A bullet flew past Clemson’s head – Sniper! he thought, they spotted us! Clemson hit the ground and fired his M16 on the shadowy figure on the third floor of the row house facing him; Hollis crossed the street to the car near Clemson and fired.
The squad sergeant radioed the coordinates to battalion headquarters, so they could send in the Cobras. The rest of first squad moved in on the building, ducking and firing at the figure firing at them.
Then another sniper fired, from the first floor – and another from the second! Clemson ducked by a building on the same block as the enemy, firing to cover Hollis running towards him – Hollis also spraying the building with his M16 as he ran.
“Sarge says stand fast, the Cobras’re comin’,” said Hollis quickly.
“Which one is it?” wondered Clemson – there were several rebel groups working together.

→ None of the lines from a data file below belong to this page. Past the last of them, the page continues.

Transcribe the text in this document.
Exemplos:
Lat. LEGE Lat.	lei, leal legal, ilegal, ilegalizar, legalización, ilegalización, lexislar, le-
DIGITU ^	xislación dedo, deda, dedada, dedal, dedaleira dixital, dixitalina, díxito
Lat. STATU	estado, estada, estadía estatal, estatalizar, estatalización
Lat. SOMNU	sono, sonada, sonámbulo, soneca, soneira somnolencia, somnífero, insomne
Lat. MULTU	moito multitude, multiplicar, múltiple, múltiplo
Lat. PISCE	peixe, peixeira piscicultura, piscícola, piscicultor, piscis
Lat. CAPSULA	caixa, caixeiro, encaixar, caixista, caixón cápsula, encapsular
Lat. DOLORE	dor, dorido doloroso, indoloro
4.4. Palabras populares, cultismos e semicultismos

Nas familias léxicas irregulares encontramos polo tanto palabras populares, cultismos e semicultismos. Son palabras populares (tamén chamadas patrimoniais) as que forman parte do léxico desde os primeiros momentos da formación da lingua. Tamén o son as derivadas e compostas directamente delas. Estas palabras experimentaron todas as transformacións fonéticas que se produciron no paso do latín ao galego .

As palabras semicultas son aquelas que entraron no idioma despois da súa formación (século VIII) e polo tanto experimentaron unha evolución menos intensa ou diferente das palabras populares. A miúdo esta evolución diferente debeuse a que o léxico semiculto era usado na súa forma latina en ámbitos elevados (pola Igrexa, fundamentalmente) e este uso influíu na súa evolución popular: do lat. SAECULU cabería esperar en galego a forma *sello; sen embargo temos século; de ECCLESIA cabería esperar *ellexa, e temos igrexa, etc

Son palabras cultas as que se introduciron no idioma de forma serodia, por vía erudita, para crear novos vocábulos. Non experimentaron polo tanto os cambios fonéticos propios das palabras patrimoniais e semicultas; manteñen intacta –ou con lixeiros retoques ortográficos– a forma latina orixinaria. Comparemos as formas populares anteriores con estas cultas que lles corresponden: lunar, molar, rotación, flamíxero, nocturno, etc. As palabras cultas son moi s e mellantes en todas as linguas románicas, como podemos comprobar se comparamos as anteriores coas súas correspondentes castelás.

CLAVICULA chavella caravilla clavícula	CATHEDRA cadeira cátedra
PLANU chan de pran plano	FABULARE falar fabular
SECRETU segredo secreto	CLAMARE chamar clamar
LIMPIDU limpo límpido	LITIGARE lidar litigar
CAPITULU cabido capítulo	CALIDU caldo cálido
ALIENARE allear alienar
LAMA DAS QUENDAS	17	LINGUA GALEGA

“Don’ know, maybe Amazon!” grunted Hollis – the Amazon Legion was the all-female guerilla group, and one of the craziest – they were known to kill and castrate known rapists.

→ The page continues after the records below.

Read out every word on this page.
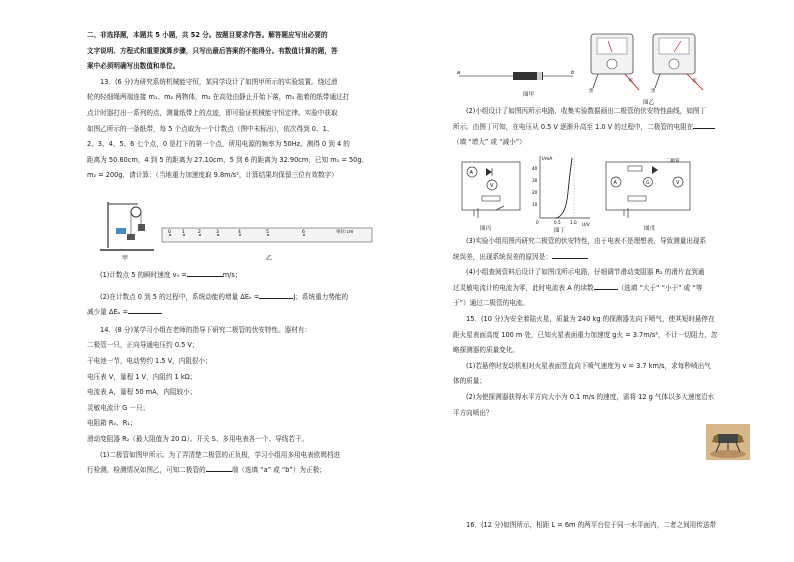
二、非选择题，本题共 5 小题，共 52 分。按题目要求作答。解答题应写出必要的
文字说明、方程式和重要演算步骤，只写出最后答案的不能得分。有数值计算的题，答
案中必须明确写出数值和单位。
13．(6 分)为研究系统机械能守恒，某同学设计了如图甲所示的实验装置。绕过滑
轮的轻细绳两端连接 m₁、m₂ 两物体，m₂ 在高处由静止开始下落，m₁ 拖着的纸带通过打
点计时器打出一系列的点，测量纸带上的点迹，即可验证机械能守恒定律。实验中获取
如图乙所示的一条纸带，每 5 个点取为一个计数点（图中未标出），依次得到 0、1、
2、3、4、5、6 七个点，0 是打下的第一个点，所用电源的频率为 50Hz。测得 0 到 4 的
距离为 50.60cm，4 到 5 的距离为 27.10cm，5 到 6 的距离为 32.90cm，已知 m₁ = 50g、
m₂ = 200g，请计算：（当地重力加速度取 9.8m/s²，计算结果均保留三位有效数字）
甲
0 1	2	3	4	5	6	单位:cm
乙
(1)计数点 5 的瞬时速度 v₅ =	m/s；
(2)在计数点 0 到 5 的过程中，系统动能的增量 ΔEₖ =	J；系统重力势能的
减少量 ΔEₚ =
14．(8 分)某学习小组在老师的指导下研究二极管的伏安特性。器材有：
二极管一只，正向导通电压约 0.5 V；
干电池一节，电动势约 1.5 V，内阻很小；
电压表 V，量程 1 V，内阻约 1 kΩ；
电流表 A，量程 50 mA，内阻较小；
灵敏电流计 G 一只；
电阻箱 R₀、R₁；
滑动变阻器 R₂（最大阻值为 20 Ω）、开关 S、多用电表各一个、导线若干。
(1)二极管如图甲所示。为了弄清楚二极管的正负极，学习小组用多用电表欧姆档进
行检测，检测情况如图乙，可知二极管的	端（选填 “a” 或 “b”）为正极；
a	b
图甲
黑
红
黑
红
图乙
(2)小组设计了如图丙所示电路，收集实验数据画出二极管的伏安特性曲线，如图丁
所示。由图丁可知，在电压从 0.5 V 逐渐升高至 1.0 V 的过程中，二极管的电阻在
（填 “增大” 或 “减小”）
A
V
图丙
I/mA
U/V
40
30
20
10
0	0.5 1.0
图丁
A	V
G
二极管
图戊
(3)实验小组用图丙研究二极管的伏安特性，由于电表不是理想表，导致测量出现系
统误差，出现系统误差的原因是：
(4)小组查阅资料后设计了如图戊所示电路，仔细调节滑动变阻器 R₂ 的滑片直到通
过灵敏电流计的电流为零，此时电流表 A 的读数	（选填 “大于” “小于” 或 “等
于”）通过二极管的电流。
15．(10 分)为安全着陆火星，质量为 240 kg 的探测器先向下喷气，使其短时悬停在
距火星表面高度 100 m 处，已知火星表面重力加速度 g火 = 3.7m/s²，不计一切阻力，忽
略探测器的质量变化。
(1)若悬停时发动机相对火星表面竖直向下喷气速度为 v = 3.7 km/s，求每秒喷出气
体的质量；
(2)为使探测器获得水平方向大小为 0.1 m/s 的速度，需将 12 g 气体以多大速度沿水
平方向喷出？
16．(12 分)如图所示，相距 L = 6m 的两平台位于同一水平面内，二者之间用传送带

“Them bitches!” snapped Spec 4 Jordan, who crouched close by, “I’d like t’ get ‘hold’a one a’ them!” The troops had their orders concerning the rebel groups in general, and the Amazons in particular. There was nothing “ladylike” about the Amazons, so the troops could kill them without remorse – but first they could be rape and beat them, if they could catch them.
The troops kept firing on the building – then they heard the Cobras, and they let out a tired “Yay!” One of the copters sprayed the building with machine gun fire – and the troops got into position to close in on the building, just as they had done several times before in putting down rebel positions.

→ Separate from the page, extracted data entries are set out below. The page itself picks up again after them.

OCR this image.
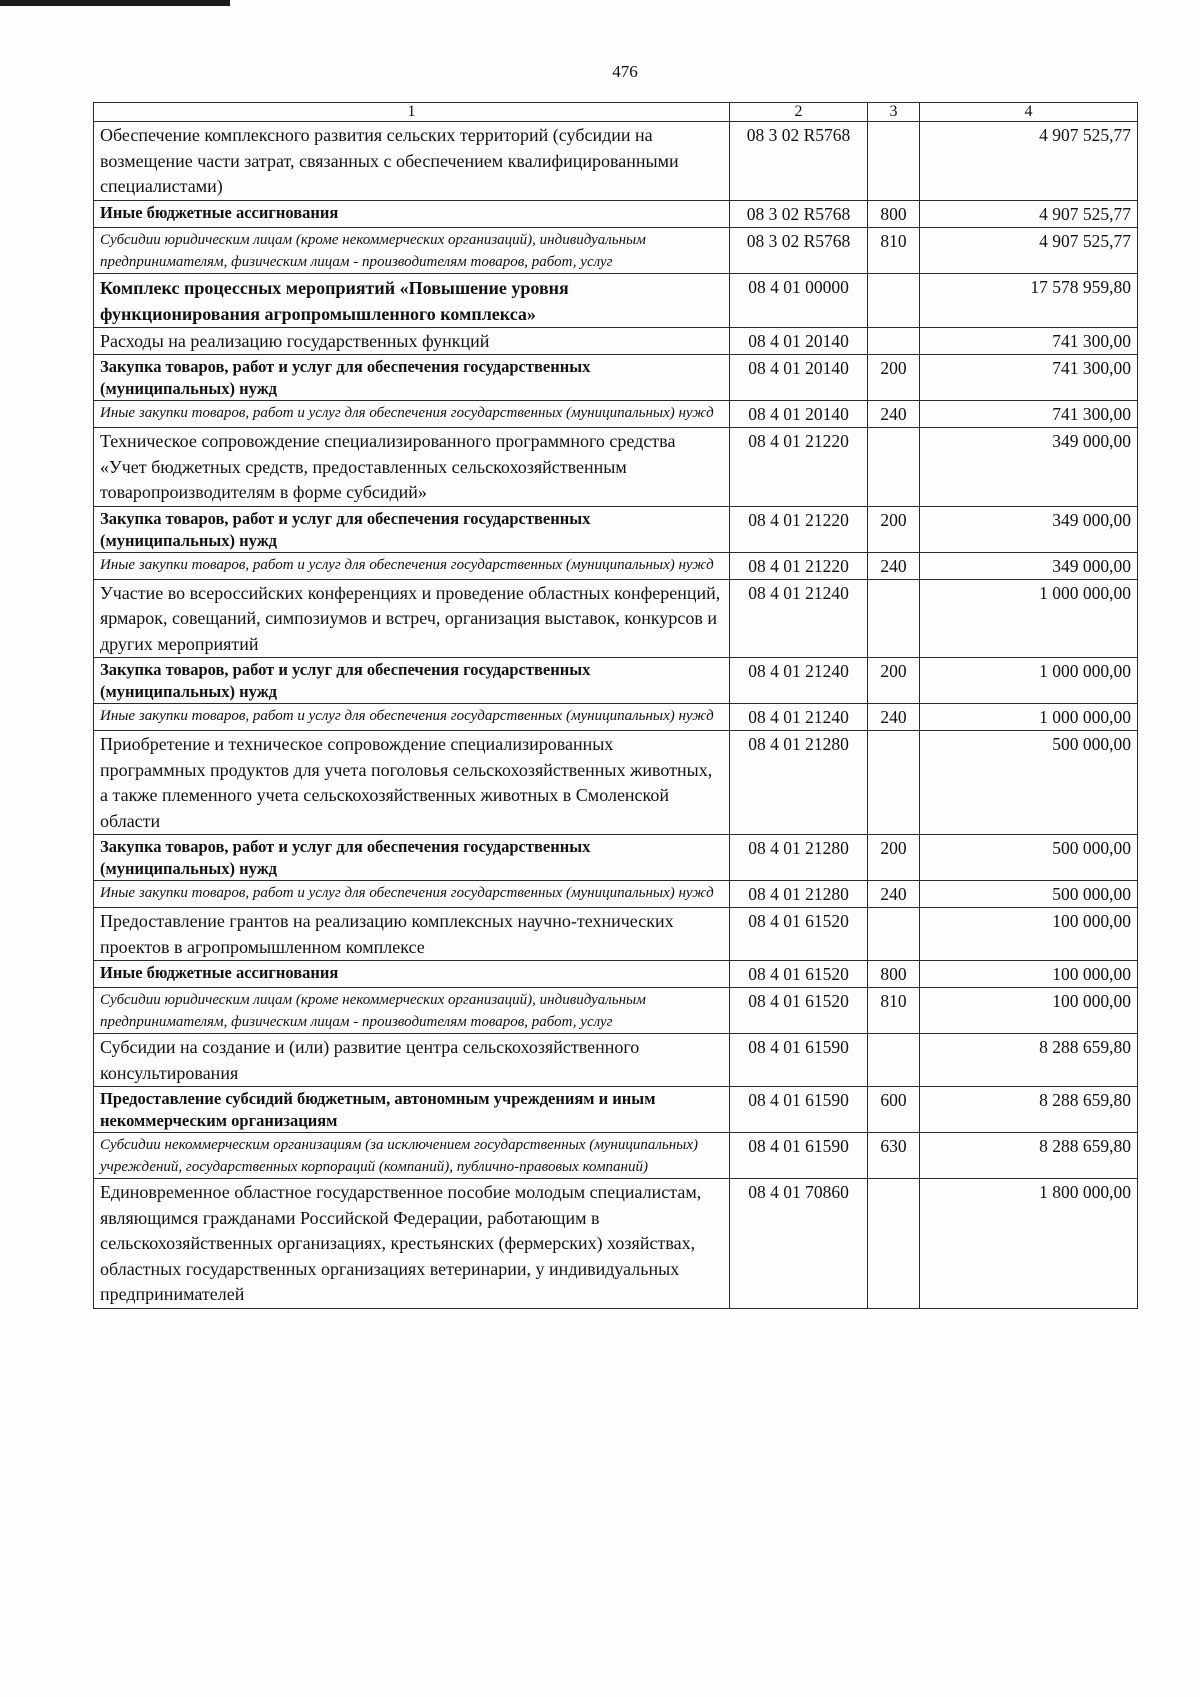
476
1	2	3	4
Обеспечение комплексного развития сельских территорий (субсидии на возмещение части затрат, связанных с обеспечением квалифицированными специалистами)	08 3 02 R5768		4 907 525,77
Иные бюджетные ассигнования	08 3 02 R5768	800	4 907 525,77
Субсидии юридическим лицам (кроме некоммерческих организаций), индивидуальным предпринимателям, физическим лицам - производителям товаров, работ, услуг	08 3 02 R5768	810	4 907 525,77
Комплекс процессных мероприятий «Повышение уровня функционирования агропромышленного комплекса»	08 4 01 00000		17 578 959,80
Расходы на реализацию государственных функций	08 4 01 20140		741 300,00
Закупка товаров, работ и услуг для обеспечения государственных (муниципальных) нужд	08 4 01 20140	200	741 300,00
Иные закупки товаров, работ и услуг для обеспечения государственных (муниципальных) нужд	08 4 01 20140	240	741 300,00
Техническое сопровождение специализированного программного средства «Учет бюджетных средств, предоставленных сельскохозяйственным товаропроизводителям в форме субсидий»	08 4 01 21220		349 000,00
Закупка товаров, работ и услуг для обеспечения государственных (муниципальных) нужд	08 4 01 21220	200	349 000,00
Иные закупки товаров, работ и услуг для обеспечения государственных (муниципальных) нужд	08 4 01 21220	240	349 000,00
Участие во всероссийских конференциях и проведение областных конференций, ярмарок, совещаний, симпозиумов и встреч, организация выставок, конкурсов и других мероприятий	08 4 01 21240		1 000 000,00
Закупка товаров, работ и услуг для обеспечения государственных (муниципальных) нужд	08 4 01 21240	200	1 000 000,00
Иные закупки товаров, работ и услуг для обеспечения государственных (муниципальных) нужд	08 4 01 21240	240	1 000 000,00
Приобретение и техническое сопровождение специализированных программных продуктов для учета поголовья сельскохозяйственных животных, а также племенного учета сельскохозяйственных животных в Смоленской области	08 4 01 21280		500 000,00
Закупка товаров, работ и услуг для обеспечения государственных (муниципальных) нужд	08 4 01 21280	200	500 000,00
Иные закупки товаров, работ и услуг для обеспечения государственных (муниципальных) нужд	08 4 01 21280	240	500 000,00
Предоставление грантов на реализацию комплексных научно-технических проектов в агропромышленном комплексе	08 4 01 61520		100 000,00
Иные бюджетные ассигнования	08 4 01 61520	800	100 000,00
Субсидии юридическим лицам (кроме некоммерческих организаций), индивидуальным предпринимателям, физическим лицам - производителям товаров, работ, услуг	08 4 01 61520	810	100 000,00
Субсидии на создание и (или) развитие центра сельскохозяйственного консультирования	08 4 01 61590		8 288 659,80
Предоставление субсидий бюджетным, автономным учреждениям и иным некоммерческим организациям	08 4 01 61590	600	8 288 659,80
Субсидии некоммерческим организациям (за исключением государственных (муниципальных) учреждений, государственных корпораций (компаний), публично-правовых компаний)	08 4 01 61590	630	8 288 659,80
Единовременное областное государственное пособие молодым специалистам, являющимся гражданами Российской Федерации, работающим в сельскохозяйственных организациях, крестьянских (фермерских) хозяйствах, областных государственных организациях ветеринарии, у индивидуальных предпринимателей	08 4 01 70860		1 800 000,00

Then the Cobra stopped firing, but kept hovering nearby as the squads closed in. Squad two went to the back of the building, ready to catch anyone trying to escape and shoot them on the spot.
Clemson moved to the front door, and Hollis was right behind him, both men aiming their rifles at the door. Clemson shoved the door quickly with his left hand – then just as quickly ducked away – and they looked inside the shattered building, with chunks of plaster and bullet holes strewn around. Clemson crept inside, his back against the wall as he slid in, his eyes jumping throughout the room and up the stairway, his weapon pointed forward. Hollis followed his buddy inside.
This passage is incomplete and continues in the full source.